I'm running Elasticsearch 1.5.1 and my nodes have 60GB of memory, 30GB of which are allocated (as the documentation suggests) to the Java heap.
After a full cluster restart, things are good for a while and I can see the filter cache growing as expected, until it reaches around 3GB. Evictions also start to kick in at some stage, but their amount is never particularly high and they only affect filter cache. All good.
After a few days though, nodes start to experience memory pressure, GC starts to run continuously on those nodes, taking up 2x the normal amount of CPU from the affected machines and not releasing any memory.

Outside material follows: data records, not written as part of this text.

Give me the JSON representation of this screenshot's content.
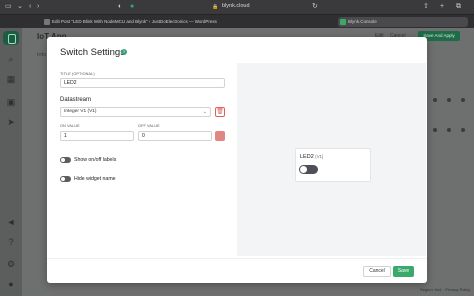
{
  "browser": {
    "url": "blynk.cloud",
    "tabs": [
      {
        "label": "Edit Post \"LED Blink With NodeMCU and Blynk\" ‹ JustDoElectronics — WordPress"
      },
      {
        "label": "Blynk.Console"
      }
    ]
  },
  "app": {
    "title": "IoT App",
    "info_label": "Info",
    "edit_label": "Edit",
    "cancel_label": "Cancel",
    "save_apply_label": "Save And Apply",
    "region": "Region: fra1 · Privacy Policy"
  },
  "modal": {
    "title": "Switch Settings",
    "help": "?",
    "title_field": {
      "label": "TITLE (OPTIONAL)",
      "value": "LED2"
    },
    "datastream": {
      "label": "Datastream",
      "selected": "Integer V1 (V1)"
    },
    "on_value": {
      "label": "ON VALUE",
      "value": "1"
    },
    "off_value": {
      "label": "OFF VALUE",
      "value": "0"
    },
    "show_onoff_label": "Show on/off labels",
    "hide_widget_name": "Hide widget name",
    "preview": {
      "name": "LED2",
      "pin": "(V1)"
    },
    "cancel": "Cancel",
    "save": "Save"
  },
  "colors": {
    "accent": "#3aa96c",
    "delete": "#e0605a",
    "swatch": "#e08784"
  }
}
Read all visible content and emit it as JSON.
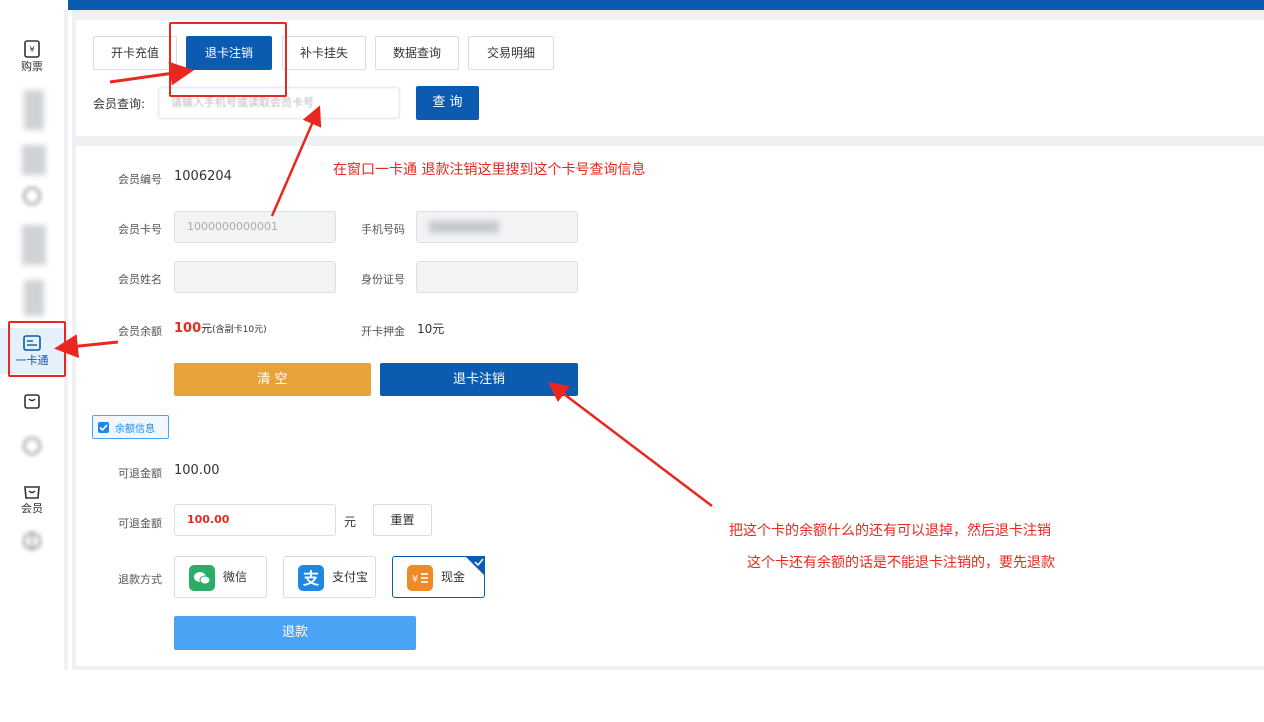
{
  "sidebar": {
    "items": [
      {
        "label": "购票",
        "icon": "ticket-icon"
      },
      {
        "label": "",
        "icon": "blurred-icon"
      },
      {
        "label": "",
        "icon": "blurred-icon"
      },
      {
        "label": "",
        "icon": "blurred-icon"
      },
      {
        "label": "",
        "icon": "blurred-icon"
      },
      {
        "label": "",
        "icon": "blurred-icon"
      },
      {
        "label": "一卡通",
        "icon": "card-icon"
      },
      {
        "label": "",
        "icon": "bag-icon"
      },
      {
        "label": "",
        "icon": "blurred-icon"
      },
      {
        "label": "会员",
        "icon": "member-icon"
      },
      {
        "label": "",
        "icon": "blurred-icon"
      }
    ]
  },
  "tabs": [
    {
      "label": "开卡充值"
    },
    {
      "label": "退卡注销"
    },
    {
      "label": "补卡挂失"
    },
    {
      "label": "数据查询"
    },
    {
      "label": "交易明细"
    }
  ],
  "search": {
    "label": "会员查询:",
    "placeholder": "请输入手机号或读取会员卡号",
    "button": "查 询"
  },
  "member": {
    "id_label": "会员编号",
    "id_value": "1006204",
    "card_label": "会员卡号",
    "card_value": "1000000000001",
    "phone_label": "手机号码",
    "name_label": "会员姓名",
    "idcard_label": "身份证号",
    "balance_label": "会员余额",
    "balance_value": "100",
    "balance_suffix": "元",
    "balance_note": "(含副卡10元)",
    "deposit_label": "开卡押金",
    "deposit_value": "10元"
  },
  "actions": {
    "clear": "清 空",
    "cancel_card": "退卡注销"
  },
  "balance_section": {
    "checkbox_label": "余额信息",
    "refundable_label": "可退金额",
    "refundable_value": "100.00",
    "refund_input_label": "可退金额",
    "refund_input_value": "100.00",
    "unit": "元",
    "reset": "重置",
    "method_label": "退款方式",
    "methods": [
      {
        "label": "微信",
        "icon": "wechat-icon"
      },
      {
        "label": "支付宝",
        "icon": "alipay-icon"
      },
      {
        "label": "现金",
        "icon": "cash-icon"
      }
    ],
    "refund_button": "退款"
  },
  "annotations": {
    "note1": "在窗口一卡通  退款注销这里搜到这个卡号查询信息",
    "note2_line1": "把这个卡的余额什么的还有可以退掉，然后退卡注销",
    "note2_line2": "这个卡还有余额的话是不能退卡注销的，要先退款"
  },
  "colors": {
    "primary": "#0b5bb0",
    "orange": "#e8a23a",
    "light_blue": "#4ba3f5",
    "annotation_red": "#e8281e"
  }
}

Ultimately, the node gets to >90% heap allocation, and I have to proceed with a rolling cluster restart to release the memory pressure.
As suggested in this thread, I've proceeded to analyze a heap dump from an affected machine, and the result is interesting:
-
FixedBitSetFilterCache
- 23.6GB -
IndecesFilterCache
- 2.5GB (as reported in the cache filter size parameter) -
LocalCache$LocalManualCache
- 1.5 GB
It seems to me that, quite clearly, the problem is caused by FixedBitSetFilterCache
. Am I right?
Looking into the object, I can see that the memory occupation is dominated by LocalCache$StrongEntry
. What does this mean? How is the bitset filter cache different than index filter cache? What can I do to solve the issue?